I have a comparison that's been puzzling me. Suppose I have a fastq file for a bacteria: rawread.fastq
I do:
cat rawread.fastq | awk 'NR%4==2{print}' | tr -d '\n' | wc -c
to count the exact number of nucleotides in the rawread file.
I get 121916338
I proceed to do a jellyfish analysis:
jellyfish count -m 21 -s 5000 -t 10 -C rawread.fastq
jellyfish stats mer_count.jf
Output is:
Unique: 553597
Distinct: 5700265
Total: 110466529
Max_count: 1832
Shouldnt the number of distinct kmers multiplied by 21 equal the exact nucleotide count? If I've counted every kmer in the file, I should be able to multiply that by the kmer-size to get how much nucleotide information that was fed into the system. There seems to be a deficit. Whats wrong?

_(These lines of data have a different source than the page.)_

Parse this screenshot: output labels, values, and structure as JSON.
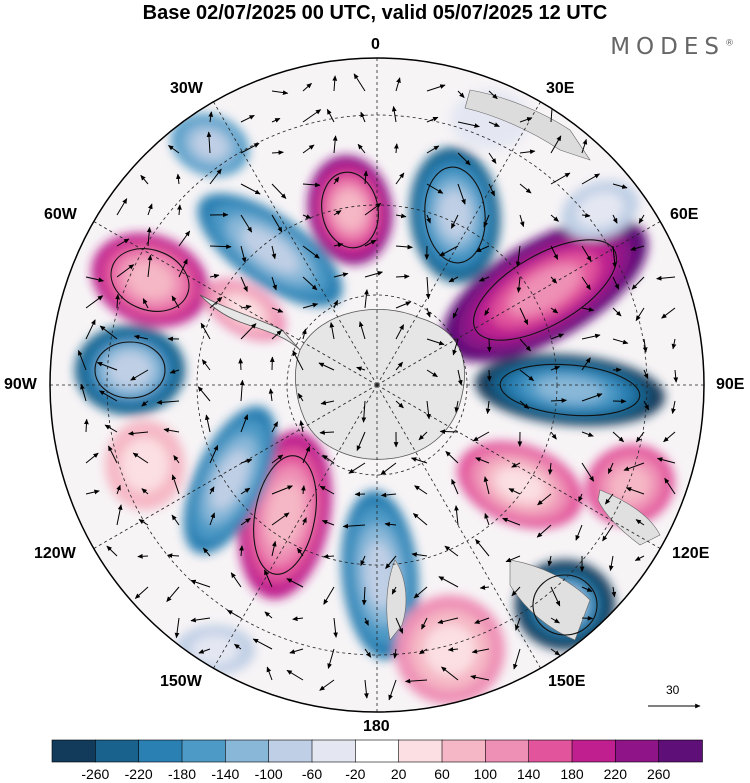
{
  "header": {
    "title": "Base 02/07/2025 00 UTC, valid 05/07/2025 12 UTC",
    "brand": "MODES",
    "brand_mark": "®"
  },
  "map": {
    "projection": "south-polar-stereographic",
    "lon_labels": {
      "lon_0": "0",
      "lon_30e": "30E",
      "lon_60e": "60E",
      "lon_90e": "90E",
      "lon_120e": "120E",
      "lon_150e": "150E",
      "lon_180": "180",
      "lon_150w": "150W",
      "lon_120w": "120W",
      "lon_90w": "90W",
      "lon_60w": "60W",
      "lon_30w": "30W"
    },
    "reference_vector": "30",
    "colors": {
      "land": "#dcdcdc",
      "positive_max": "#5b0f6d",
      "negative_max": "#0f3d5e"
    }
  },
  "colorbar": {
    "labels": [
      "-260",
      "-220",
      "-180",
      "-140",
      "-100",
      "-60",
      "-20",
      "20",
      "60",
      "100",
      "140",
      "180",
      "220",
      "260"
    ],
    "colors": [
      "#123a5a",
      "#19628d",
      "#2b80b3",
      "#4e9ac6",
      "#89b7d8",
      "#bfcfe5",
      "#e4e7f2",
      "#ffffff",
      "#fbdfe2",
      "#f5b7c5",
      "#ee8fb5",
      "#e2549c",
      "#c0208f",
      "#8e1488",
      "#5e0f78"
    ]
  }
}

If you have 110466529 total k-mers reported for size k=21, then the length of the genome should be n - 21 + 1 = 110466529, and that is n = 110466549. The length of your genome reported by your bash script is 121916338, which differs too much. Does your file contain masked regions? Does jellyfish count these too as part of a k-mer or does it break the mer? Is your bash script counting break lines? (I suppose it is NOT since you have that tr -d \n...) Any of these could be the reason behind the difference. Hope it helps!
His fastQ is of sequenced reads, not a genomic fasta.
(These are raw reads not assemblies.)
Think of the problem like this: Suppose you were ONLY given the .jf file. Derive how many nucleotides the original rawread file had.